Dee Dee Bridgewater had been making trips to Memphis to learn more about her family’s life before she was born. While at the Memphis airport, she heard a song: “B.A.B.Y.” by former Stax Records star Carla Thomas. It hit a nerve.

“This is the music I should do,” Bridgewater thought.

So she did. Last fall, the jazz singer jumped genres and delivered “Memphis … Yes, I’m Ready” (DDB/Okeh/Sony), a collection of some of the most beloved songs to come out of her home city during its golden years.

Besides requisite songs popularized by Otis Redding (“Try a Little Tenderness”), B.B. King (“The Thrill Is Gone”) and the Staple Singers (“Why Am I Treated So Bad”), Bridgewater also spent time with the Sun Records and Hi Records catalogs with her versions of Al Green’s “I Can’t Get Next to You,” the Ann Peebles lament “I Can’t Stand the Rain” and the breakthrough Elvis Presley hit “Hound Dog,” originally recorded by blues belter Willie Mae “Big Mama” Thornton.

Bridgewater, who will appear June 1 at Symphony Center on a co-bill with the Legendary Count Basie Orchestra, made a point to record the album, not just in Memphis, but at Royal Studios, home of Hi Records and currently run by Lawrence “Boo” Mitchell, son of Hi impresario Willie Mitchell, who helped shape the Memphis soul sound through his string of hits with Al Green, including “Can’t Get Next to You,” “Tired of Being Alone” and “Let’s Stay Together.”

The younger Mitchell co-produced Bridgewater’s latest, which features all Memphis musicians. Bridgewater said that factor was imperative to the sound. “They know the material, which is the fabric of their city,” she said.

The album is a bookend of sorts to her 2007 album “Red Earth: A Malian Journey” (DDB/Universal), which was intended to explore her personal roots in Mali, West Africa. Like the Memphis album, that also was recorded at the source — in Mali itself and with local musicians.

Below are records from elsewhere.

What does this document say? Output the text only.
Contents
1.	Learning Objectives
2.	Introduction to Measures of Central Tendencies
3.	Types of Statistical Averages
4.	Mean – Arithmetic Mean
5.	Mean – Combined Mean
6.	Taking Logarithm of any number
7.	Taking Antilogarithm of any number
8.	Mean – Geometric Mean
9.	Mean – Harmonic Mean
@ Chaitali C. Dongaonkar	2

Her Memphis connection is relegated to the first three years of her life when she lived in Memphis while her father, a local high school music teacher and trumpeter named Matthew Garret, taught a generation of students, including tenor saxophonists George Coleman and Charles Lloyd, and trumpeter Booker Little. The family ended up moving to Flint, Mich., where work was more plentiful. While during her childhood up north, Bridgewater started dialing her bedroom radio to WDIA, the first U.S. radio station that featured an all-black slate of personalities. Two of the station’s earliest DJs were B.B. King and Rufus Thomas, the musicians whom Elvis Presley later said were responsible for exposing him to soul and blues.

Another DJ, she learned, was her father, who operated a jazz show on WDIA between 1949 and 1952. That connection has not been realized until her latest album. “This was something I had always dreamed about doing,” she said. “This was music I had dreamed up on.”

The album has been nearly 50 years in the making. Bridgewater made her career as a Broadway actress and jazz singer, performing in some of the premier jazz orchestras of the early 1970s. A Tony Award-starring role in “The Wiz” took her around the world. In the late 1980s, she returned to jazz and launched a solo career, which led her to acclaimed tributes to Horace Silver and Ella Fitzgerald.

This current tour will musicians from the Memphis album, including two back-up singers and a small horn section. Bridgewater will perform selections from the album and then sing a few numbers with the Legendary Count Basie Orchestra.

The experience of stepping outside of her comfort zone for some Southern soul is a challenge: “I’m trying to pay homage to a specific period of time,” she said. “I want to give justice to the songs and the recording artists who did these songs.”